Abstract

Berk and Parkers’ article ‘The elephant on the couch: side-effects of psychotherapy’ is a timely and much needed acknowledgement of the need to remember the hallowed medical rule primum non nocere [1]. All clinicians need to acknowledge that any treatment that has the capacity to greatly help the patient can also in equal measure have the potential to cause harm. One cannot acknowledge one without the other and so it is welcome that psychotherapy is openly described as helpful and efficacious. I am assuming that the term ‘psychotherapy’, as used by the authors, refers to dynamically informed treatments unless specifically noted otherwise.
The article, however, fails to make a vital distinction: that of differentiating the effects of a treatment that would occur regardless of the practitioner involved, from the impact of the individual clinician and their idiosyncrasies, upon the patients. Most of the effects of therapy described are implied to be the result of the former, while they are really under the rubric of the latter. A marked example is the category of sexual exploration of patients, including a description of a sexually predatory therapist. Rank abuse is just that, not a side-effect of psychotherapy. We would not after all consider a patient being touched sexually in the course of an operation as a side-effect of the surgery, but as a result of the surgeon's own disturbance.

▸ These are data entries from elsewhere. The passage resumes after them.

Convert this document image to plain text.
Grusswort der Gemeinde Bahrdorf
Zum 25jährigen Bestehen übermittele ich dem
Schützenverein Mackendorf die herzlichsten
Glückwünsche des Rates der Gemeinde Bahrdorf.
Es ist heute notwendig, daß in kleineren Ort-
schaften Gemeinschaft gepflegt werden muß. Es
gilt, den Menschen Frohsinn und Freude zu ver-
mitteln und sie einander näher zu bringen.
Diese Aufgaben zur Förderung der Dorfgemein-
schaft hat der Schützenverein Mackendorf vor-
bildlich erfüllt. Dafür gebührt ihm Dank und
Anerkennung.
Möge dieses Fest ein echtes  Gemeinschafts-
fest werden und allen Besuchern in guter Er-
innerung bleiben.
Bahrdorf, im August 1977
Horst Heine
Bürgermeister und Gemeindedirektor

Psychotherapy, whatever the orientation, is not suitable for all patients regardless of their condition and personality. This has been clearly recognized by Roth and Fonagy in ‘What works for whom’ [2]. Inappropriate matching of patient, therapist and therapy will only lead to disappointment and frustration for all concerned, but some difficulties are to be expected. Worsening of some symptoms during the course of the therapy is considered normal for deeper change to occur. Similarly, if the patient carries within them part of their parents’ unacknowledged difficulties, getting better for the patient can mean a family member getting worse.
It is not only for researchers to consider the effect of the therapist upon the patient, but for us as a profession and for the clinicians themselves. The side-effects described by Berk and Parker are caused by human factors, not an external agency such as the pharmaceutical substance. Poor assessment of the patient's suitability for specific treatment, inadequate technique, lack of understanding of the patient's experience of the therapist and collusion with parasitic wishes for excess dependency on the part of the patient, are not intrinsic to psychotherapy as a physical symptom is to a drug. They are deficiencies that can be addressed.

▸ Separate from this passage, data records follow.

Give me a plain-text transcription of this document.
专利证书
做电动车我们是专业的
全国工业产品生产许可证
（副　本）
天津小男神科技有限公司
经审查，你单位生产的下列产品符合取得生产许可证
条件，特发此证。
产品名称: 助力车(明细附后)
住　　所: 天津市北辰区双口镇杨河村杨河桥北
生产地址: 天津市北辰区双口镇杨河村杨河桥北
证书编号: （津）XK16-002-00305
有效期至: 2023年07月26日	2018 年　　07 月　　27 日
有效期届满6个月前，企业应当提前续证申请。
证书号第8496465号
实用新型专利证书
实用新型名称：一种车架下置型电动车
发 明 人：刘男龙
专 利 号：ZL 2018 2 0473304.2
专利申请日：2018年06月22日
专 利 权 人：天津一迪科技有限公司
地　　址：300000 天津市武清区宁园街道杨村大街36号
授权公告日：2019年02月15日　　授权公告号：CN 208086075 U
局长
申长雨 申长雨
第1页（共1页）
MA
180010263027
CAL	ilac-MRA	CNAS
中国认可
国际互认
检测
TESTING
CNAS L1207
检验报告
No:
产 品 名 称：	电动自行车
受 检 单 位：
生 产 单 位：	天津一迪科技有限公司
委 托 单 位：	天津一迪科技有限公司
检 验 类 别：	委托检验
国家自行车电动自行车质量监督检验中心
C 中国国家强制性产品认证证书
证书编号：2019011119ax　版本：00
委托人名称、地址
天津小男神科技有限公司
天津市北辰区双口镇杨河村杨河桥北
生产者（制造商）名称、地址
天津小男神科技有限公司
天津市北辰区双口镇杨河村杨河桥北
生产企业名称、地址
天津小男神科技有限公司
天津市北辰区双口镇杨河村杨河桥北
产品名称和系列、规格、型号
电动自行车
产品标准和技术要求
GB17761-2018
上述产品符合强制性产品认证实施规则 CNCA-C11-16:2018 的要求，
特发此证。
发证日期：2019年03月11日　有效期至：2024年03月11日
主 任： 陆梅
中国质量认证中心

First, there needs to be adequate training of psychiatrists in psychotherapy, the ‘efficacious cornerstone of current practice’. More importantly, there also needs to be a recognition for all clinicians who see patients over a period of time, whether this is psychotherapy of a supportive kind or other, of the imperative to seek other's counsel. This can be a peer group or a senior colleague. The scourge of omnipotence, the belief that we should be able to handle all patients regardless of difficulty purely on our own, is a high price to pay, as has been well documented by Berk and Parker.